Hi,
On 2024/5/24 22:26, Jonathan Liu wrote:
Hi Jianan,
On Sat, 26 Feb 2022 at 18:05, Huang Jianan jnhuang95@gmail.com wrote:
Update the LZ4 compression module based on LZ4 v1.8.3 in order to use the newest LZ4_decompress_safe_partial() which can now decode exactly the nb of bytes requested.
Signed-off-by: Huang Jianan jnhuang95@gmail.com
I noticed after this commit LZ4 decompression is slower. ulz4fn function call takes 1.209670 seconds with this commit. After reverting this commit, the ulz4fn function call takes 0.587032 seconds.
I am decompressing a LZ4 compressed kernel (compressed with lz4 v1.9.4 using -9 option for maximum compression) on RK3399.

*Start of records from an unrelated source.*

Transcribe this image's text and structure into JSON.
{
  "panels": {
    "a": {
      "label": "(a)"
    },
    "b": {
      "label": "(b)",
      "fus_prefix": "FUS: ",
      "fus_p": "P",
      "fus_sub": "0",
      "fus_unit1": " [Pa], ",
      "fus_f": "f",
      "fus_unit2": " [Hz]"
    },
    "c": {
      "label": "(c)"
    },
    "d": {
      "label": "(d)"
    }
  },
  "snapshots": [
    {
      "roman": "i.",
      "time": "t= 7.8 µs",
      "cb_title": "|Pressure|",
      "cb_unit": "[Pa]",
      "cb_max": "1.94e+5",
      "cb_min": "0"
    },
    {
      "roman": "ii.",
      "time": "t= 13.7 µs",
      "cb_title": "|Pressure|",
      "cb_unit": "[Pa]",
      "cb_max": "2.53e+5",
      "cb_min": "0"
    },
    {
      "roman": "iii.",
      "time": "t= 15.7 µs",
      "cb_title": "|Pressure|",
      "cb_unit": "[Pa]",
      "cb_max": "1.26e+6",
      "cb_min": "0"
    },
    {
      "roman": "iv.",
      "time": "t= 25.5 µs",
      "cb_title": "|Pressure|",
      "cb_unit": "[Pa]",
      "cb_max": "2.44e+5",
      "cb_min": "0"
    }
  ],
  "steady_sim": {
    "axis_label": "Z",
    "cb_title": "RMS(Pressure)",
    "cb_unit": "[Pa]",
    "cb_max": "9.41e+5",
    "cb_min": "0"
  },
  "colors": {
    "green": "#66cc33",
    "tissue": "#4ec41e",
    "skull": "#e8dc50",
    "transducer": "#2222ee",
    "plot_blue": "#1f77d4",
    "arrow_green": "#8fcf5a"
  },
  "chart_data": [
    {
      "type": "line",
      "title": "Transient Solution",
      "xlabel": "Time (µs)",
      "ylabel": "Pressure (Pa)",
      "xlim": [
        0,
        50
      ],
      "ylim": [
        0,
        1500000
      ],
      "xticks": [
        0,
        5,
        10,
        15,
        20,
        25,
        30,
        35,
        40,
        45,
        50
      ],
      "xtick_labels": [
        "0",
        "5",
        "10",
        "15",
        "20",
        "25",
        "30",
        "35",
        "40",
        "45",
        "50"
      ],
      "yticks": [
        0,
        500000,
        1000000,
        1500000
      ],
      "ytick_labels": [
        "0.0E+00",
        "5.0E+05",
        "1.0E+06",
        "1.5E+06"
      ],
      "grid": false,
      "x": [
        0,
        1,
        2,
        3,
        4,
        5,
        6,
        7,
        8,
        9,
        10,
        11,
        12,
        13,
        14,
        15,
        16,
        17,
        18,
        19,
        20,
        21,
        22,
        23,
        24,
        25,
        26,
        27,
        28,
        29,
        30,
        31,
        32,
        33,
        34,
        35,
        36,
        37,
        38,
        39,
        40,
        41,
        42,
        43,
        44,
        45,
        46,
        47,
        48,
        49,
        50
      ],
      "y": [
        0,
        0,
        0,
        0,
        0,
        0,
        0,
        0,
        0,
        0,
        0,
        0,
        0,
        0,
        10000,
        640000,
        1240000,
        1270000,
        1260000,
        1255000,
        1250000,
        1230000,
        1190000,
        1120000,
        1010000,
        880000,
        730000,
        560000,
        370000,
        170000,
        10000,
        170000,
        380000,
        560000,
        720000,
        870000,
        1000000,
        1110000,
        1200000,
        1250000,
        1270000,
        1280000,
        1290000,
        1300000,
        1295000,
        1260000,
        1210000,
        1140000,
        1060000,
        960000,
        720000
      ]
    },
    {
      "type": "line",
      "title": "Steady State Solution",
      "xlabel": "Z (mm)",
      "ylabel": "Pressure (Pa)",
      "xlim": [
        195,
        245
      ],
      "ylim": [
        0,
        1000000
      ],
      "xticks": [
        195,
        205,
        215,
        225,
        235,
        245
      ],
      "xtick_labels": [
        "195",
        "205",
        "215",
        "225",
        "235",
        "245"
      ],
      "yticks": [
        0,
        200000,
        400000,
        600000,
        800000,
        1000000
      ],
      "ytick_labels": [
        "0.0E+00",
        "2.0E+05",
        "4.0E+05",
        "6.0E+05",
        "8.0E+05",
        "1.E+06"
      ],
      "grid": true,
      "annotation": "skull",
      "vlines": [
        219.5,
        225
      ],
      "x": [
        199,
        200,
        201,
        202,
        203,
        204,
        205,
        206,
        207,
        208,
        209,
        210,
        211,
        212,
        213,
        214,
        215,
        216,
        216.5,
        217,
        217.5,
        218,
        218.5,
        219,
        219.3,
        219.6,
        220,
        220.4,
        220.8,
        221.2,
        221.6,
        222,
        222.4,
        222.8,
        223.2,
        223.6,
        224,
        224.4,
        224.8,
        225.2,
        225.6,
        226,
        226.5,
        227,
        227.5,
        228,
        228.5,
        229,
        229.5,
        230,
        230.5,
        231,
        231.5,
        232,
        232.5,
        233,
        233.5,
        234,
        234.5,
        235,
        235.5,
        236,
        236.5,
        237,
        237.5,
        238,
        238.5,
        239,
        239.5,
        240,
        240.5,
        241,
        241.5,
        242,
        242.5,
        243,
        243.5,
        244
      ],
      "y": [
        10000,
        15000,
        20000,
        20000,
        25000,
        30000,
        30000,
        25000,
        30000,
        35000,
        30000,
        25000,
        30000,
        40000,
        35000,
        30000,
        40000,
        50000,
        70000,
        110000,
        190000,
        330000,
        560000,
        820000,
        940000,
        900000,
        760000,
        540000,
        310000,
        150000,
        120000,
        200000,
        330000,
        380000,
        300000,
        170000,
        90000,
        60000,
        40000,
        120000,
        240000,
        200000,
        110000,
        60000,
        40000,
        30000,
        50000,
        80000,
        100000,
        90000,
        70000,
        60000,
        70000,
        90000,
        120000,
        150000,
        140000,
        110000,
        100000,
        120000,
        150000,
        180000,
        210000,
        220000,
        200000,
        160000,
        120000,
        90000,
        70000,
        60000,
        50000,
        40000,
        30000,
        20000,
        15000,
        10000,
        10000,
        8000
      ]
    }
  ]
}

Any ideas why it is slower with this commit and how the performance regression can be fixed?
Just the quick glance, I think the issue may be due to memcpy/memmove since it seems the main difference between these two codebases (I'm not sure which LZ4 version the old codebase was based on) and the new version mainly relies on memcpy/memmove instead of its own versions.
Would you mind to check the assembly how memcpy/memset is generated on your platform?
Thanks, Gao Xiang
Thanks.
Regards, Jonathan